Oracle text search

Text Searching In Oracle

Oracle allows us to search upon text functionality includes fuzzy, stemming (search for plural/singulars), wildcard, proximity, results ranking, and keyword highlights. It also allows the use of a thesaurus ie make a search on widget and find documents that contain the word gadget.
Oracle provides this via the use of domain indexes.

What is a domain index?

A domain index is the hook which allows searching by a client application for specific string searches against content stored in the database.
Much in the same way a normal index works against structured data ie specific columns within a table, the domain index allows retrieval against unstructured data held in LOB columns (we use BLOB & CLOB data types in this release).
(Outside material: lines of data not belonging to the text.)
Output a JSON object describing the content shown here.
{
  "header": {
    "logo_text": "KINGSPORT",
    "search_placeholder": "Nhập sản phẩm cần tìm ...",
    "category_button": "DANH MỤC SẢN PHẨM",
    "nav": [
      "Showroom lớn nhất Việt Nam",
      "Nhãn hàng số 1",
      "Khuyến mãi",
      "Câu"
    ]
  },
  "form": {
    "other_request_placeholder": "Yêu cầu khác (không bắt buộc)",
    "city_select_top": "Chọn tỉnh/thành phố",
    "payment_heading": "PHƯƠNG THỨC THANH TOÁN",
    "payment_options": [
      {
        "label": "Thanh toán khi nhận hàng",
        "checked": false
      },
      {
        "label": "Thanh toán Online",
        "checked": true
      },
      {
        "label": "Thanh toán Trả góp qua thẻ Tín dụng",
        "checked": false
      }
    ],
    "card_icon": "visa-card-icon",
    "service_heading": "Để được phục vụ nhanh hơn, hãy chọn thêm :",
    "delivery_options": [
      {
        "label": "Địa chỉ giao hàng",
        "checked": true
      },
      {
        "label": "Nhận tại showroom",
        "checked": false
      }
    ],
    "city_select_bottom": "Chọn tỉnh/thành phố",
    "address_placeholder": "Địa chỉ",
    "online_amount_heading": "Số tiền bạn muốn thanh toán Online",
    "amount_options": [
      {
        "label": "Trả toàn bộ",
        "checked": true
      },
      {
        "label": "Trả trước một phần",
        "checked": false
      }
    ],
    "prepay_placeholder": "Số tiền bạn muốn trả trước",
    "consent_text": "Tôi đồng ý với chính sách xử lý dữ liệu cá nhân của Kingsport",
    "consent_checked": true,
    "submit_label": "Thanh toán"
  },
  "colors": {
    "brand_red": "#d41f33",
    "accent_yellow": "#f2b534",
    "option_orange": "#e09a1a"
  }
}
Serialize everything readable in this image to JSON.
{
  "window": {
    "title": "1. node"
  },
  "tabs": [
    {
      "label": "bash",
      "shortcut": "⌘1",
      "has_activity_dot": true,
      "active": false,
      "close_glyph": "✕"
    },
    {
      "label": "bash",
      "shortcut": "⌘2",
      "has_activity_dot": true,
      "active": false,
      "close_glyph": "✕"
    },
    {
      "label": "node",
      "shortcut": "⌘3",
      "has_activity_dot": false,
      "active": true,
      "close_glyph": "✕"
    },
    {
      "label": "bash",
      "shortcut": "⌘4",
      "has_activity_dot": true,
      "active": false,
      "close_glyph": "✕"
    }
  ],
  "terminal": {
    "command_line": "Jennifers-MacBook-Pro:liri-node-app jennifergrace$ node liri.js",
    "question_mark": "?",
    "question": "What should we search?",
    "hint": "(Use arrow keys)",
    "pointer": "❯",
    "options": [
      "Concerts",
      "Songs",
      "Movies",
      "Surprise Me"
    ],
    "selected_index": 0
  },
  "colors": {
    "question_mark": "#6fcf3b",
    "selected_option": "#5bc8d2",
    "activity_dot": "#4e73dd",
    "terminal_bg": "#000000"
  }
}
From an application perspective, this is where we store the documents saved by the users or interfaces– eg Word, Quark, PDF or Wire files.

Domain Index Validity

to check the status of a domain index run the follow sql:

SELECT INDEX_NAME, INDEX_TYPE, TABLE_NAME, DOMIDX_STATUS, DOMIDX_OPSTATUS FROM user_indexes WHERE index_type='DOMAIN'

example output

PRTEXTINDEX2    DOMAIN    PRITEM    VALID    INVALID
PRTEXTINDEX3    DOMAIN    PRITEM    VALID    VALID

if the index is marked INVALID, a search against it will likely to fail with ORA-29902.

are the domain indexes being updated?

When documents in the base table are inserted, updated, or deleted, their ROWIDs are held in a DML queue until you synchronize the index.
run the following sql as the schema owner, to determine if there are any tokens awaiting indexing. Until a token is indexed, it will not be found in a search.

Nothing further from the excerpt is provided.